Impacts on, and Challenges for, New Construction
The current pandemic is not the only challenge school and general construction is facing. According to an executive survey conducted in April by McKinsey, “US construction output growth in 2020 could range between zero and -8% depending on the severity of the outbreak”.
What IC offers is a repeatable, rules-based design process, with known and recorded parts and pieces captured in a Kit-of-Parts, enabling a predictable, scalable manufacturing and a coordinated construction process. This is the type of innovative approach needed to deliver design and building solutions more quickly. By developing an IC roadmap at both organizational and project levels, leveraging technology to manage an end-to-end design/delivery process geared towards scalability and growth, school construction will benefit from increased efficiency, and reduced risk and project cost.

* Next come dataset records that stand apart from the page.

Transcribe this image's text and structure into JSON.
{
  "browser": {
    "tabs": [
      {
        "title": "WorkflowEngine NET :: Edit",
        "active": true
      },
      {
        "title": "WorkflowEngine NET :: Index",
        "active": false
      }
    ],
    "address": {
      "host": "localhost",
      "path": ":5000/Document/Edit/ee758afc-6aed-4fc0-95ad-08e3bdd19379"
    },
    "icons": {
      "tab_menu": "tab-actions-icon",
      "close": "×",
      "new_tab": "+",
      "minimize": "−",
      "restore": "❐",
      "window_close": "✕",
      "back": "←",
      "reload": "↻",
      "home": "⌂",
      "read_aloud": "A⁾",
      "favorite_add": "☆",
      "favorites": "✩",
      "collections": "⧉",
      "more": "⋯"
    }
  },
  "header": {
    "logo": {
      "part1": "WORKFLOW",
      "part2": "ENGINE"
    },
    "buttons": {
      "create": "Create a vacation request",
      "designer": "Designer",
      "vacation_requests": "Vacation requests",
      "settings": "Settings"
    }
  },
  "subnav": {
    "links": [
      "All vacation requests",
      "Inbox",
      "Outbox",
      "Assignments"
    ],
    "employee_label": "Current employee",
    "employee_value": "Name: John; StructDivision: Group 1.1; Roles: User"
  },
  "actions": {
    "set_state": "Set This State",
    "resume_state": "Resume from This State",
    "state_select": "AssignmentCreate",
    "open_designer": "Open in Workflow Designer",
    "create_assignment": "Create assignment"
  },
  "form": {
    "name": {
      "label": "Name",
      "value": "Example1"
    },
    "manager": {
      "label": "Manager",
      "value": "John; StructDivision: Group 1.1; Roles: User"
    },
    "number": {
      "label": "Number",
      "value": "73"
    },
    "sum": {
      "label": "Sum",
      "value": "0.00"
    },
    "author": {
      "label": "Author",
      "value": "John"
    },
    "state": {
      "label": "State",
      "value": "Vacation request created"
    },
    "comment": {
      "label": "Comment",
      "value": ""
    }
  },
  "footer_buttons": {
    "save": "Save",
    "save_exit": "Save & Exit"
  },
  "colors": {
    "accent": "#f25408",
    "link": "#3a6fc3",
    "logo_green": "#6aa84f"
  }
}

The article’s authors agree. If suppliers and subcontractors use elements and subsystems that can be preassembled in a factory setting, gradually moving significant components like frames or volumetric modules inside as well, off-site construction could contribute to sustainability goals by reducing materials waste, noise, and air dust. It is also easier to implement, maintain and enforce social distancing requirements in the controlled environment of a factory as opposed to a job site.
At a school in California’s Bay Area, replacements were needed for outdated, deteriorating classroom and administration buildings. Tired of being ‘boxed in’ by inflexible, unattractive and temporary portable classrooms, the district wanted healthy, green classrooms to support their new STEAM (Science, Technology, Engineering, Arts and Math) focused curriculum. This included larger, connected classrooms with a flexible environment to support movement, active learning and collaboration. The open interior lobby is a suitable venue for small assemblies and additional instructional space.
Extra-wide interior corridors provide flexibility to utilize that space for classroom teaching, enabling a collaborative approach to learning. Movable furniture allows for group activities and the flexibility for break-out spaces, while strategically placed wall niches all contribute to an interactive, collaborative learning environment instead of a typical classroom space.
Utilizing an off-site production approach offered a price per square foot lower than stick-built options, along with the flexibility to customize, while maintaining a greatly accelerated construction timeline. Disruption was minimized and students and staff were in the new buildings in just a few months, much faster than the general contractor anticipated.
IC allows supply chain networks, fabricators, construction managers, and contractors to work concurrently to ensure project data, information, and standards are correctly shared and handed off downstream. Continuous improvement is simplified by tracking a part’s evolution at every phase, with changes reported back to appropriate team members. Increased visibility and predictability allow construction professionals to plan out more projects, scale operations, and have an accurate assessment of the end result.
An interesting comparison can be made with a COVID-19 vaccine. Traditional development and testing typically takes 12-18 months, if not longer for an effective vaccine. But today, regulators are teaming up to find ways to develop a vaccine in record time. Now is the time for our own building regulators to partner with the A/E/C industry to expedite the review and approval process, and embrace an IC approach to building. A joint effort by all stakeholders in rethinking and reimagining the old approaches to designing, engineering, approving, and building will result in faster and better ways to address this immediate need for classrooms that will accommodate our new normal.